Mechanisms of resistance of S. aureus include: production of beta-lactamase enzymes to deactivate beta-lactam sensitive antibiotics, efflux pump for extruding antibiotics such as tetracyclines [6], reduced accumulation of macrolides antibiotics [7], production of aminoglycoside modifying enzymes to inactivate aminoglycosides antibiotics, alteration of DNA gyrase and topoisomerase IV expression for floroquinolones antibiotics, and expression of Mec genes which alters penicillin binding proteins. From the results and mechanism of resistance of S. aureus, it can be said that S. aureus found in Nigeria are highly resistant to the beta-lactam class of antibiotics.

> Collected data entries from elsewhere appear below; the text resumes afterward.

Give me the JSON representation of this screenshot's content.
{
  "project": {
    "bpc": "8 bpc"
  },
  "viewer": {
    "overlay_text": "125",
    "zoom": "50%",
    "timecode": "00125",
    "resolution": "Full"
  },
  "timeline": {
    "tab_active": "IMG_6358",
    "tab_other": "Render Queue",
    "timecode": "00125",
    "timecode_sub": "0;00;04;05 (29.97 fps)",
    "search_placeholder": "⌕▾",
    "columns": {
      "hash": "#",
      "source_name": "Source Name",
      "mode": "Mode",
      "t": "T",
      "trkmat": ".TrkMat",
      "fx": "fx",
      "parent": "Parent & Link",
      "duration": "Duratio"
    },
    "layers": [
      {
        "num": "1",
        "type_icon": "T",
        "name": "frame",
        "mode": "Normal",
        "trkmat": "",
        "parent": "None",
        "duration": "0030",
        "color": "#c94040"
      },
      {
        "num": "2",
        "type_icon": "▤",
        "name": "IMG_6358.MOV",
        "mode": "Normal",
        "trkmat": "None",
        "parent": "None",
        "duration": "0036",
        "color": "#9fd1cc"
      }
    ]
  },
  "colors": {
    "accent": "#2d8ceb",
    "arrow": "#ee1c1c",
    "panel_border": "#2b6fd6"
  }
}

The pooled prevalence of S. aureus resistance to the floroquinolones class of antibiotics such as ciprofloxacin, ofloxacin, and norfloxacin was lower especially for ciprofloxacin which is commonly used within Nigeria. However, high pooled prevalence of S. aureus resistance to antimetabolites class of antibiotics (cotrimoxazole and trimethoprim) was observed.

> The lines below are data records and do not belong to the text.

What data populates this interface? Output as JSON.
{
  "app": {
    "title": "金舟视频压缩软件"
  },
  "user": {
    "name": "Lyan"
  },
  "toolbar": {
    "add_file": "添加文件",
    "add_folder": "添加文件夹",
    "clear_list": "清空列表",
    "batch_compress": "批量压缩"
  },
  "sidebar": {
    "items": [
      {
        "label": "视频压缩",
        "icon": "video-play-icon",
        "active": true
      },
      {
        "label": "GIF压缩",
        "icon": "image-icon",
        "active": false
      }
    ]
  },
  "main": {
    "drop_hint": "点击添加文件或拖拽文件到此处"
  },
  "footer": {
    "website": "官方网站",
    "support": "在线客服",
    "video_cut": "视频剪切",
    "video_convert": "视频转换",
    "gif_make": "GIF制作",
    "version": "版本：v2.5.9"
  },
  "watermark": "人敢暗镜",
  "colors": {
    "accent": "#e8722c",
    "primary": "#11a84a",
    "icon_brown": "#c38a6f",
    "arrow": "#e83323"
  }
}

From the meta-analysis, S. aureus mediated infection in Nigeria can be treated using vancomycin, floroquinolones, and aminoglycosides. MRSA has been a concern in Nigeria especially with the incidence of VRSA. Newer alternative antibiotics such as linezolid, telavancin, ceftaroline, tigecycline and daptomycin are rarely used in Nigeria. Various factors such as lack of infection prevention which lead to reoccurrence of infection, inappropriate use of antibiotics, poor hospital facilities, lack of routine susceptibility test before antibiotic administration, and self medication contributes to the rapid emergence and re-emergence of AMR. Tackling this factors, will go a long way in the fight against the continue rise of MDR pathogens in general.

Study limitations

Most of the included studies share similar characteristics. The search was limited to only titles that deal with antibiotic resistance. Selection was done randomly especially in Google Scholar with had 35, 400 studies results from the search. The meta-analysis was done once for each antibiotics and sub-grouping to reduce high heterogeneity and publication bias was not done due to too many meta-analysis already done. The included studies used in-vitro antimicrobial assays which has limitations such as difficulties in interpreting data, variability of testing media (differences in cation content, acidic or alkaline), and difficulty in knowing the pharmacokinetics of an antibiotic or post effect of an antibiotic (a situation where bacteria growth is inhibited even when the antibiotic concentration falls below the MIC). Most of the studies were done in teaching hospitals and tertiary institutions in big cities; hence both symptomatic and asymptomatic individuals are involved. For symptomatic individuals, most of the studies were done in teaching hospitals were patients with chronic and recurrent infections are treated; resistance level could be overestimated.

Conclusion

The results of this meta-analysis showed that S. aureus is resistant to many routinely used antibiotics in Nigeria. It is highly resistant to beta-lactams, tetracyclines, and antimetabolites antibiotics. Resistance of S. aureus to vancomycin remains a serious health problem due to limited treatment options. There is a lot of variation in resistance estimates between studies. High heterogeneity was observed in each meta-analysis for each antibiotic which was attributed to various factors such as different clinical sample and recovered isolates sizes, random sampling and method used for resistance investigation. Hence it is imperative to develop programs to promote rational use of antimicrobial agents, infection prevention and control to reduce the incidence of AMR. In addition, furthers researches focusing on identifying the dynamics promoting microbial resistance, infectious microbial strains and molecular/genetic basis of resistance should be encouraged.